Penulis : Sayyida Nafisa
Langsa, Zawiyah News — Mahasiswa Institut Agama Islam Negeri (IAIN) Langsa resmi memulai masa pengabdian masyarakat melalui program Kuliah Kerja Nyata (KKN) Semester Genap dengan tema "Aksi Nyata, Wujudkan Perubahan Berkelanjutan" yang berlangsung selama 40 hari, dari 13 Juli hingga 20 Agustus 2026 di Aceh dan Sumatera Utara. Rabu, (15/07/2026).
Mahasiswa yang diberangkatkan KKN pada tahun ini berjumlah 350 mahasiswa dengan tujuan tiga lokasi kecamatan.

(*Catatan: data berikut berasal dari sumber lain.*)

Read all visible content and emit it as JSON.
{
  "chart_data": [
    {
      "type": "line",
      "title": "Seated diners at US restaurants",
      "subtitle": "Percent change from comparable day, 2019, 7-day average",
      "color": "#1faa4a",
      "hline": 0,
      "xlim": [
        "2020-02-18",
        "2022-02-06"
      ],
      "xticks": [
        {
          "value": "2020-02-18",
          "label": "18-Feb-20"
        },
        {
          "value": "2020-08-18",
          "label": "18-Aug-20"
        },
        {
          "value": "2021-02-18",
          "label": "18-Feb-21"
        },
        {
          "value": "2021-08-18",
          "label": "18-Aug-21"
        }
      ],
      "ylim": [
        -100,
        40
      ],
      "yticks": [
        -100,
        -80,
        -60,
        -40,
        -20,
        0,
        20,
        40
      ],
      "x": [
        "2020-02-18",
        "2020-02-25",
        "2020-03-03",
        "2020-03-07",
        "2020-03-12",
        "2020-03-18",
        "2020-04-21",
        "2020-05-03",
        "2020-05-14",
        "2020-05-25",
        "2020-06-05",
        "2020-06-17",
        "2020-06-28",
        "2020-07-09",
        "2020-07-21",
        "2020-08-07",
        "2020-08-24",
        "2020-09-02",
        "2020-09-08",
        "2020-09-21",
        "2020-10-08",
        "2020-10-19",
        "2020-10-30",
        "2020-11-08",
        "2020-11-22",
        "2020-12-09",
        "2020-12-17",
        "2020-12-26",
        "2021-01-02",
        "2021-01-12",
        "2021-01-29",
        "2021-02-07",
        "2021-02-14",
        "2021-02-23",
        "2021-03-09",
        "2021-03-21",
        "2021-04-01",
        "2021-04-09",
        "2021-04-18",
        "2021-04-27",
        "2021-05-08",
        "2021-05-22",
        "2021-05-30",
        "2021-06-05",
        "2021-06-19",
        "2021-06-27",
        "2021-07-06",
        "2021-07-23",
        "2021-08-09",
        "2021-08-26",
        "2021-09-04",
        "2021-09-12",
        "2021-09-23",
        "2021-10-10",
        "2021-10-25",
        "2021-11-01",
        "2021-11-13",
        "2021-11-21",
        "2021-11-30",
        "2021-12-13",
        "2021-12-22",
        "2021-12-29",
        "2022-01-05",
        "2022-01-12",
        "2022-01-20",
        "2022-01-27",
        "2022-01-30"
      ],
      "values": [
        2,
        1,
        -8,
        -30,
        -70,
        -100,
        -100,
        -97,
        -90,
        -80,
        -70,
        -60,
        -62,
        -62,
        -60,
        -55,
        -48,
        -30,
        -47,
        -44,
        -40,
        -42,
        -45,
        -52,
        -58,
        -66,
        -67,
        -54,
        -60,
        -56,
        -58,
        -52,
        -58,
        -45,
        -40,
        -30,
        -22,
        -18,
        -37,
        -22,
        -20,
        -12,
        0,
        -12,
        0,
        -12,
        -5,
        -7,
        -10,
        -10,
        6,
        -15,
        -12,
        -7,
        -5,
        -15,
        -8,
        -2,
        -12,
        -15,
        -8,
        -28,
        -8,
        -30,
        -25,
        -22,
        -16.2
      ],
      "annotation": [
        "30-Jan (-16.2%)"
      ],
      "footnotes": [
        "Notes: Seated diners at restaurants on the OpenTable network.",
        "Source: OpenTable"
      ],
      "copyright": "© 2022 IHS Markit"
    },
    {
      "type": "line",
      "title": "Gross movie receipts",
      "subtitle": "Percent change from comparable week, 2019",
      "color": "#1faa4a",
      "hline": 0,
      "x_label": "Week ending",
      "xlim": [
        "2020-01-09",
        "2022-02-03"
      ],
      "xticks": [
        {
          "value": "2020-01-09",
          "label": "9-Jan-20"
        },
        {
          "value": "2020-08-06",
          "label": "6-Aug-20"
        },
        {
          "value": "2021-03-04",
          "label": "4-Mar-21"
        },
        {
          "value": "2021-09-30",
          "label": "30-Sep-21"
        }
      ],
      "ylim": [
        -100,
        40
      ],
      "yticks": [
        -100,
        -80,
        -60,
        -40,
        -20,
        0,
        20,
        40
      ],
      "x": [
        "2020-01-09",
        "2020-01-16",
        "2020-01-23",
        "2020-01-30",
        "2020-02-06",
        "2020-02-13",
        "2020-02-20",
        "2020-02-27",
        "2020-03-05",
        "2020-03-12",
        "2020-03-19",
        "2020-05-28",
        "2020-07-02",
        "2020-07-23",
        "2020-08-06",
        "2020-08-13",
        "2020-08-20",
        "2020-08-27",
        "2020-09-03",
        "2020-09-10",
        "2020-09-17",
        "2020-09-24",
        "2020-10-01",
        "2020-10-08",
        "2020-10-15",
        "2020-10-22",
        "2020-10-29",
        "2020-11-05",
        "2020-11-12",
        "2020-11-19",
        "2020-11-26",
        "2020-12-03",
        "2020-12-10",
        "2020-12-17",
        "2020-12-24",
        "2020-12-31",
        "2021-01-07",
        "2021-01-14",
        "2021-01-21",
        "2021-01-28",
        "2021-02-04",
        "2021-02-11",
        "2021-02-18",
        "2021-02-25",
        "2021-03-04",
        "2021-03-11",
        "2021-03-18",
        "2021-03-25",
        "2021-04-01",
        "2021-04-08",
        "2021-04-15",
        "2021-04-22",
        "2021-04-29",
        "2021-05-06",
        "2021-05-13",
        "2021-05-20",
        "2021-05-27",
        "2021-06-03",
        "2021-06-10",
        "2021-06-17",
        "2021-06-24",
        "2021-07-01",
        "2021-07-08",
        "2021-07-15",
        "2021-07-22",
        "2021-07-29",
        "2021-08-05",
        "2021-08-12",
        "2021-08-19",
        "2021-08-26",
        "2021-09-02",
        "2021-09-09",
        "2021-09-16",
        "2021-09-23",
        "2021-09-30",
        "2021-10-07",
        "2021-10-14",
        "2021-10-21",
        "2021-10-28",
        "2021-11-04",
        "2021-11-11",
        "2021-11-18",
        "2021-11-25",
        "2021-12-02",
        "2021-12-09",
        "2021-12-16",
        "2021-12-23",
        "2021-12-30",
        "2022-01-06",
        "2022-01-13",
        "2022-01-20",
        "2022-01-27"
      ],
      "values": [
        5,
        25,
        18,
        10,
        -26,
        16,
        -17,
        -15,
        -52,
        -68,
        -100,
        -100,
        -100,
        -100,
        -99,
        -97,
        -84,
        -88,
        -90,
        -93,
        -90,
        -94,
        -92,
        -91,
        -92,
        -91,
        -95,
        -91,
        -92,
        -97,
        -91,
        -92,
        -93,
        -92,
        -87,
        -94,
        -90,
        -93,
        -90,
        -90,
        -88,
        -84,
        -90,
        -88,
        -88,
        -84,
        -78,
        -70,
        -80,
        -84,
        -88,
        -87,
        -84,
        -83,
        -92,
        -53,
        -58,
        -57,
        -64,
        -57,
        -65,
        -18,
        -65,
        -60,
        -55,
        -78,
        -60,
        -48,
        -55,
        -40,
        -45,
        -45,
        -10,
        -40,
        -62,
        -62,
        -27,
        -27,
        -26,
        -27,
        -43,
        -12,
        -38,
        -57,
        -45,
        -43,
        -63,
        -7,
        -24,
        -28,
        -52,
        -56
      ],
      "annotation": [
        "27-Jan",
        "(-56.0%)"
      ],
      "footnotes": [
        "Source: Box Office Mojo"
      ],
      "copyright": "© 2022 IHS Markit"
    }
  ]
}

Mahasiswa yang telah dibagi menjadi per kelompok, diwajibkan untuk memilih minimal 3 tema dari 12 tema program kerja utama yang telah ditargetkan oleh Lembaga Penelitian dan Pengabdian kepada Masyarakat (LP2M) IAIN Langsa. Adapun 12 tema program kerja tersebut seperti berikut ini : Pemulihan Pendidikan Anak Terdampak Bencana, Smart Village & Kearifan Lokal, Pemulihan Ekonomi dan Ketahanan Pangan, Pendampingan Psikososial dan Trauma Recovery Pasca Bencana, Literasi Media & Dakwah Digital, dan Kegiatan Bermasyarakat.
Wilayah yang menjadi lokasi KKN tahun ini Kecamatan Padang Tualang (Kabupaten Langkat) dan Kecamatan Bendahara (Kabupaten Aceh Tamiang) dan Kecamatan Lokop (Kabupaten Aceh Timur). Namun kecamatan Lokop dikhususkan untuk Fakultas Tarbiyah dan Ilmu Keguruan (FTIK) dari Organisasi Mahasiswa (ORMAWA) dikarenakan para mahasiswa memilih pengabdian khusus atau pengabdian tematik.
Kepala Pusat Pengabdian Masyarakat LP2M IAIN Langsa, Rifyal Dahlawy Chalil, M.Sc., menyampaikan harapan dan target LP2M terhadap mahasiswa dan mahasiswi yang sedang melaksanakan KKN 2026. "Harapan kami di LP2M, karena ini KKN pertama setelah bencana di Aceh Tamiang dan Langkat, semoga mereka menjadi agen-agen perubahan yang memberikan perubahan kecil dengan kegiatan-kegiatan yang nanti mereka buat. Kemudian juga bisa memulihkan UMKM. Selain itu juga bisa bersama-sama menyemangati masyarakat. Diharapkan nanti kegiatan 17 Agustus yang ada di kecamatan maupun di desa itu bisa semarak dengan memberikan tawa ceria yang baru dengan lomba-lomba yang mereka buat nanti,"
Salah satu mahasiswi yang mengikuti KKN, Diah Kemala Dewi dari Kelompok 10, mengungkap kesannya selama proses keberangkatan. "Awalnya deg-degan sih, tapi akhirnya betah juga. Jujur, waktu pertama kali berangkat KKN tahun 2026 ini, rasanya campur aduk antara gugup dan bingung nanti bakal seperti apa hidup di desa orang. Tapi begitu sampai, semua rasa takut itu langsung hilang karena warga di sini menyambut kami dengan sangat hangat dan terbuka. Dan di KKN juga belajar banyak hal baru yang gak ada di kelas. Di sini aku belajar arti kebersamaan yang sesungguhnya. Mulai dari masak bareng teman-teman sekelompok dari berbagai jurusan,sampai mendengar cerita dan berbagi cerita bareng temen sekelompok," ungkapnya.
"Semoga program-program tersebut bisa terus berjalan dan membawa dampak positif jangka panjang buat warga desa. Dan juga kami bisa menjaga tali silaturahmi agar tidak putus," sambungnya.